I have a dataset that resemebles the following:
Capture MICR - Serial: Pos44: Trrt: 32904 Acct: Tc: 2064 Opt4: Split:
The problem that I am having is I can't figure out how I could properly write a capture for the "Capture MICR - Serial Field". This field could either be blank or contain an alphanumeric of varying length (I have the same problem with the other fields that could either be populated or blank.
I have tried some variations of the following, but am still coming up short.
pp.Literal("Capture MICR - Serial:") + pp.White(" ", min=1, max=0) + (pp.Word(pp.printables) ^ pp.White(" ", min=1, max=0))("crd_micr_serial") + pp.FollowedBy(pp.Literal("Pos44:"))
I think that part of the problem is that the Or
matches a parse for the longest match, which in this case could be a long whitespace character, with a single alphanumeric, but I would still want to capture the single value.
Thanks for everyone's help.
The simplest way to parse text like "A: valueA B: valueB C: valueC" is to use pyparsing's SkipTo class:
a_expr = "A:" + SkipTo("B:")
b_expr = "B:" + SkipTo("C:")
c_expr = "C:" + SkipTo(LineEnd())
line_parser = a_expr + b_expr + c_expr
I'd like to enhance this just a bit more:
add a parse action to strip off leading and trailing whitespace
add a results name to make it easy to get the results after the line has been parsed
Here is how that simple parser looks:
NL = LineEnd()
a_expr = "A:" + SkipTo("B:").addParseAction(lambda t: [t[0].strip()])('A')
b_expr = "B:" + SkipTo("C:").addParseAction(lambda t: [t[0].strip()])('B')
c_expr = "C:" + SkipTo(NL).addParseAction(lambda t: [t[0].strip()])('C')
line_parser = a_expr + b_expr + c_expr
line_parser.runTests("""
A: 100 B: Fred C:
A: B: a value with spaces C: 42
""")
Gives:
A: 100 B: Fred C:
['A:', '100', 'B:', 'Fred', 'C:', '']
- A: '100'
- B: 'Fred'
- C: ''
A: B: a value with spaces C: 42
['A:', '', 'B:', 'a value with spaces', 'C:', '42']
- A: ''
- B: 'a value with spaces'
- C: '42'
I try to avoid copy/paste code when I can, and would rather automate the "A is followed by B" and "C is followed by end-of-line" with a list describing the different prompt strings, and then walking that list to build each sub expression:
import pyparsing as pp
def make_prompt_expr(s):
'''Define the expression for prompts as 'ABC:' '''
return pp.Combine(pp.Literal(s) + ':')
def make_field_value_expr(next_expr):
'''Define the expression for the field value as SkipTo(what comes next)'''
return pp.SkipTo(next_expr).addParseAction(lambda t: [t[0].strip()])
def make_name(s):
'''Convert prompt string to identifier form for results names'''
return ''.join(s.split()).replace('-','_')
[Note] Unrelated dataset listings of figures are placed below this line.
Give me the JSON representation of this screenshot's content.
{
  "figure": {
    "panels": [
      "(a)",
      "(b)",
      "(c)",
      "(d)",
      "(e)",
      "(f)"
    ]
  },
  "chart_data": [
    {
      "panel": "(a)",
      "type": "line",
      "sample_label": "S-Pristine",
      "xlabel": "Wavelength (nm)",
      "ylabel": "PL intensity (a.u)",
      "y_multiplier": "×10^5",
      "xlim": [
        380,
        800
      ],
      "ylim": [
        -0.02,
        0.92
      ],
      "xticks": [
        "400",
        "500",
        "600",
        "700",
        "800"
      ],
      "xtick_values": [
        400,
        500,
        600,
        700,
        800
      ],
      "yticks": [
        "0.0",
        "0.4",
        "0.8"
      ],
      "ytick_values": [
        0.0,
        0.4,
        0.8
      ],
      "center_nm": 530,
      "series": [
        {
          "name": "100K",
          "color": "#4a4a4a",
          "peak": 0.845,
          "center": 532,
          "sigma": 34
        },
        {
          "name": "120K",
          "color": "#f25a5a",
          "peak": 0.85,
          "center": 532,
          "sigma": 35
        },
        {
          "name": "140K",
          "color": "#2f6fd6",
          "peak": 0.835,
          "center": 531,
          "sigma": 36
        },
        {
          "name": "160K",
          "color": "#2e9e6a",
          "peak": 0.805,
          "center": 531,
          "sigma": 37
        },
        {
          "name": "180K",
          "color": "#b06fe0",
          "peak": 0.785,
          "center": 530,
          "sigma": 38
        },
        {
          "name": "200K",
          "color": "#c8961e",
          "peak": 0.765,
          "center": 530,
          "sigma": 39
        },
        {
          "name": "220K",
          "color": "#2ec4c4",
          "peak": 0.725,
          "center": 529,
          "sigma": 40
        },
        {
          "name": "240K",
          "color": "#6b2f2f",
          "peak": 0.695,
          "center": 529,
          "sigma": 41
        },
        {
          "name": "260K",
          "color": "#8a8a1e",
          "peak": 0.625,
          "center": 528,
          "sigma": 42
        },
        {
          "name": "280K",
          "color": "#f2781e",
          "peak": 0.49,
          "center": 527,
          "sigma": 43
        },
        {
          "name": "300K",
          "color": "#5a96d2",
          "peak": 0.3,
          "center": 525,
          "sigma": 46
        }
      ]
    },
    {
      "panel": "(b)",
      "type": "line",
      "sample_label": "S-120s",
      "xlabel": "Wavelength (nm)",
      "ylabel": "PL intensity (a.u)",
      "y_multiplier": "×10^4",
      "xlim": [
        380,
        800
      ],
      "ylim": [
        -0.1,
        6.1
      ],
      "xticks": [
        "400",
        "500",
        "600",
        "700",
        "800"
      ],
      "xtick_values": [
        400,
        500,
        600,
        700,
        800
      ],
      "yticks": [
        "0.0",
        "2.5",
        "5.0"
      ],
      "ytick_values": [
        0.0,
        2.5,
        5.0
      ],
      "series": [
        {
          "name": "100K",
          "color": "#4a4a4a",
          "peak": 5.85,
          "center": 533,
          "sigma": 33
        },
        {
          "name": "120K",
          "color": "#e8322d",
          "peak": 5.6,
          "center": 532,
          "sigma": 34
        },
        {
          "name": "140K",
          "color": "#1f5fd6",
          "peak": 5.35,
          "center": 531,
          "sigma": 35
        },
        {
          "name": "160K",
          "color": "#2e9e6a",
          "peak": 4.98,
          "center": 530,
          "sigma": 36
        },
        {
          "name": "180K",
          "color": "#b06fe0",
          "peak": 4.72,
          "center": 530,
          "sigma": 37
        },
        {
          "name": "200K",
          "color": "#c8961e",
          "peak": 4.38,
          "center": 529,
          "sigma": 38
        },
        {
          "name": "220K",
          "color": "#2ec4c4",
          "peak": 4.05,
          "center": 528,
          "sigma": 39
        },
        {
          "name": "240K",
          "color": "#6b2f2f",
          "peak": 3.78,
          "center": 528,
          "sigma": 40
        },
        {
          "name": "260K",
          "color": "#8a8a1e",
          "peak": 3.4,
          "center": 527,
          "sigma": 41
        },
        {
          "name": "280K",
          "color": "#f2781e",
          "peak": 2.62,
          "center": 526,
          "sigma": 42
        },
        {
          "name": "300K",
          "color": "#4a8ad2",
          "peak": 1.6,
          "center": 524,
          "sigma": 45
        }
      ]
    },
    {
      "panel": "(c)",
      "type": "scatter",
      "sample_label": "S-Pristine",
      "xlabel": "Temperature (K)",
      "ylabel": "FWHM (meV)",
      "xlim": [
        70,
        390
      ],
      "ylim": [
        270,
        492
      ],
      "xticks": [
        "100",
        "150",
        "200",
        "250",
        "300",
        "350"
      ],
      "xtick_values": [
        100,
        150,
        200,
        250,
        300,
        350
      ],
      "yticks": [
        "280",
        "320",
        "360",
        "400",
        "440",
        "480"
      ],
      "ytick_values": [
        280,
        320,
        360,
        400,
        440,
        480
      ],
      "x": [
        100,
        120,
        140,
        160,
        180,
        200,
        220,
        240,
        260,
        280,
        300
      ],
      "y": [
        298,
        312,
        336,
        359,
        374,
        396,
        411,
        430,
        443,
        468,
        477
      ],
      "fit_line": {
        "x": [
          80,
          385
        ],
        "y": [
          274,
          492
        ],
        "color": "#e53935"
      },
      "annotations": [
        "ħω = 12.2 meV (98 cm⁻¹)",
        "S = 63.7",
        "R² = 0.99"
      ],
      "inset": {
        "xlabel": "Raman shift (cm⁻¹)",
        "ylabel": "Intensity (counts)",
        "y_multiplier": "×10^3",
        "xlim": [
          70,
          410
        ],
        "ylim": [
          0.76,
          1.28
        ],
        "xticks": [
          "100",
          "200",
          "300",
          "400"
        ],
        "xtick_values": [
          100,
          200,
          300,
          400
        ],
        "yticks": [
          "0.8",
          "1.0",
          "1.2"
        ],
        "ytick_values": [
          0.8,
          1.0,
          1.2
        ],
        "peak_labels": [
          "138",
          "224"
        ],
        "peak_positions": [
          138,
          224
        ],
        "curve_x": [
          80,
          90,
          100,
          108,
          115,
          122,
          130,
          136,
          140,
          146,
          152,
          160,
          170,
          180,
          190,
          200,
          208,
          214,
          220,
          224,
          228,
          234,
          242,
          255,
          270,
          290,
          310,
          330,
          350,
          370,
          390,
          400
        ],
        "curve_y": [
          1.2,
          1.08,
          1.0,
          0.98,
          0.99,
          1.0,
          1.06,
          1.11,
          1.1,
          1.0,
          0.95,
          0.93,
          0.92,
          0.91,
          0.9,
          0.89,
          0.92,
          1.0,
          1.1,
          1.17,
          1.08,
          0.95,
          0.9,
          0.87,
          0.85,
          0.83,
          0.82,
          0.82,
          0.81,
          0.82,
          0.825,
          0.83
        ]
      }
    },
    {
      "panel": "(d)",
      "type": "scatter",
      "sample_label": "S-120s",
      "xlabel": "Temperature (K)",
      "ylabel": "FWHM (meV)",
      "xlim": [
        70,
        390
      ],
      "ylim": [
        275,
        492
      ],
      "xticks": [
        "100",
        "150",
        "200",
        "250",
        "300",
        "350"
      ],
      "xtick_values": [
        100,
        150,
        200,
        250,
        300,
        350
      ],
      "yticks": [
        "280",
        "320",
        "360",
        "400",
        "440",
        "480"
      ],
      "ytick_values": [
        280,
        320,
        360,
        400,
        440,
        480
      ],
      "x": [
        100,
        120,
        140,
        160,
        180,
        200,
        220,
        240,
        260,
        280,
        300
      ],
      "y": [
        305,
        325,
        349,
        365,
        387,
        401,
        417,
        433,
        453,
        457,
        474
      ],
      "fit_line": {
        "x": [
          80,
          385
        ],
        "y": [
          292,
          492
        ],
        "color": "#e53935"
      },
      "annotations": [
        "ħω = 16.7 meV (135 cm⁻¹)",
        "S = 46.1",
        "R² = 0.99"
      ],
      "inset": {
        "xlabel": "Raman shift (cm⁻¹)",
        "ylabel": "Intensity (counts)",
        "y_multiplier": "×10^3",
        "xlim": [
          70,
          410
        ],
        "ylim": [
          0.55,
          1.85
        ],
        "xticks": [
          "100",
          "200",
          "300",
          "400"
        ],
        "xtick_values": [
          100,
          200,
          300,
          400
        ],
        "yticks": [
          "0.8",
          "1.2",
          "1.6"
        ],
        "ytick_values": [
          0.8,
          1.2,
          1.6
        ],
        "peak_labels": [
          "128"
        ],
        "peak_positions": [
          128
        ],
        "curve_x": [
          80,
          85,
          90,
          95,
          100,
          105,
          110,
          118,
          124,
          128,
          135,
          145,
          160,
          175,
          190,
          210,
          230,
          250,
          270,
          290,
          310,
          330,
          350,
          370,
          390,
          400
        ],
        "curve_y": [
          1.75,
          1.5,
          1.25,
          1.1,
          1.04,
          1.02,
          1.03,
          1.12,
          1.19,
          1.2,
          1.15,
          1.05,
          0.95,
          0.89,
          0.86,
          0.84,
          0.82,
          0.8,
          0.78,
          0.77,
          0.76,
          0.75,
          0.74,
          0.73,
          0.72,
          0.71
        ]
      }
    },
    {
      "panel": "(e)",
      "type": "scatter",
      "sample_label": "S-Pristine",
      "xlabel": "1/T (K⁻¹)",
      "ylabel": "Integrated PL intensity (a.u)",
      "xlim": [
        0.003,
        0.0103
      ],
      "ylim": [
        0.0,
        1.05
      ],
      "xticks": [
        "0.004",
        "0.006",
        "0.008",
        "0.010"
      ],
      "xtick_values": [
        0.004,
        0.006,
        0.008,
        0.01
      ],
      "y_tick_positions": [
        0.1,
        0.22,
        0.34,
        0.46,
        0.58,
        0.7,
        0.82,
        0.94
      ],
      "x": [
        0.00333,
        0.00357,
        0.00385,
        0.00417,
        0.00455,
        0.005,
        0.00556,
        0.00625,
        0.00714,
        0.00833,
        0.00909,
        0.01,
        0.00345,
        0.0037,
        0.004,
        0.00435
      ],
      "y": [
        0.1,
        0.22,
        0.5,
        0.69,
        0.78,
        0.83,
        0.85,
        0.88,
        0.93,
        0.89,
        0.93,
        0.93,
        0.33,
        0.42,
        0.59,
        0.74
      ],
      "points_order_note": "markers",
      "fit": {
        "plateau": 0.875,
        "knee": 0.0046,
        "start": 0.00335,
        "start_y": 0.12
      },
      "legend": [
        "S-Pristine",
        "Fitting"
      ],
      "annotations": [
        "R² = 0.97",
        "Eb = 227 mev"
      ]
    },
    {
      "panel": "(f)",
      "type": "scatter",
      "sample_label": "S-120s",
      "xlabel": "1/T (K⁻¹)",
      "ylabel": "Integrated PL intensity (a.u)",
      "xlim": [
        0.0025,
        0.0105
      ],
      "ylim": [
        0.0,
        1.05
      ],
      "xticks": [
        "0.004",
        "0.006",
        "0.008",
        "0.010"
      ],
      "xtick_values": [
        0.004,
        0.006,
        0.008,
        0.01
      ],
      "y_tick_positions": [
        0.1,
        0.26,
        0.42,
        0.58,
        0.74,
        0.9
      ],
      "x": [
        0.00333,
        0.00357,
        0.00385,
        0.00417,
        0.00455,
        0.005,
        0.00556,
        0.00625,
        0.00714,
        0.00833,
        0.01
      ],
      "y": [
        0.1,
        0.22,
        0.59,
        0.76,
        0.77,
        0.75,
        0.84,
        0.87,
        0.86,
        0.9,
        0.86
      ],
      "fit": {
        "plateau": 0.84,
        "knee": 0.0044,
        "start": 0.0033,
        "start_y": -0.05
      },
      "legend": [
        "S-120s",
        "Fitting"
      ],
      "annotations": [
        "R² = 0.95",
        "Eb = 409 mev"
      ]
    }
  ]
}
# use split to easily define list of prompts in order - makes it easy to update later if new prompts are added
prompts = "Capture MICR - Serial/Pos44/Trrt/Acct/Tc/Opt4/Split".split('/')
# keep a list of all the prompt-value expressions
exprs = []
# get a list of this-prompt, next-prompt pairs
for this_, next_ in zip(prompts, prompts[1:] + [None]):
field_name = make_name(this_)
if next_ is not None:
next_expr = make_prompt_expr(next_)
else:
next_expr = pp.LineEnd()
# define the prompt-value expression for the current prompt string and add to exprs
this_expr = make_prompt_expr(this_) + make_field_value_expr(next_expr)(field_name)
exprs.append(this_expr)
# define a line parser as the And of all of the generated exprs
line_parser = pp.And(exprs)
line_parser.runTests("""\
Capture MICR - Serial: Pos44: Trrt: 32904 Acct: Tc: 2064 Opt4: Split:
Capture MICR - Serial: 1729XYZ Pos44: Trrt: 32904 Acct: Tc: 2064 Opt4: XXL Split: 50
""")
Gives:
Capture MICR - Serial: Pos44: Trrt: 32904 Acct: Tc: 2064 Opt4: Split:
['Capture MICR - Serial:', '', 'Pos44:', '', 'Trrt:', '32904', 'Acct:', '', 'Tc:', '2064', 'Opt4:', '', 'Split:', '']
- Acct: ''
- CaptureMICR_Serial: ''
- Opt4: ''
- Pos44: ''
- Split: ''
- Tc: '2064'
- Trrt: '32904'
Capture MICR - Serial: 1729XYZ Pos44: Trrt: 32904 Acct: Tc: 2064 Opt4: XXL Split: 50
['Capture MICR - Serial:', '1729XYZ', 'Pos44:', '', 'Trrt:', '32904', 'Acct:', '', 'Tc:', '2064', 'Opt4:', 'XXL', 'Split:', '50']
- Acct: ''
- CaptureMICR_Serial: '1729XYZ'
- Opt4: 'XXL'
- Pos44: ''
- Split: '50'
- Tc: '2064'
- Trrt: '32904'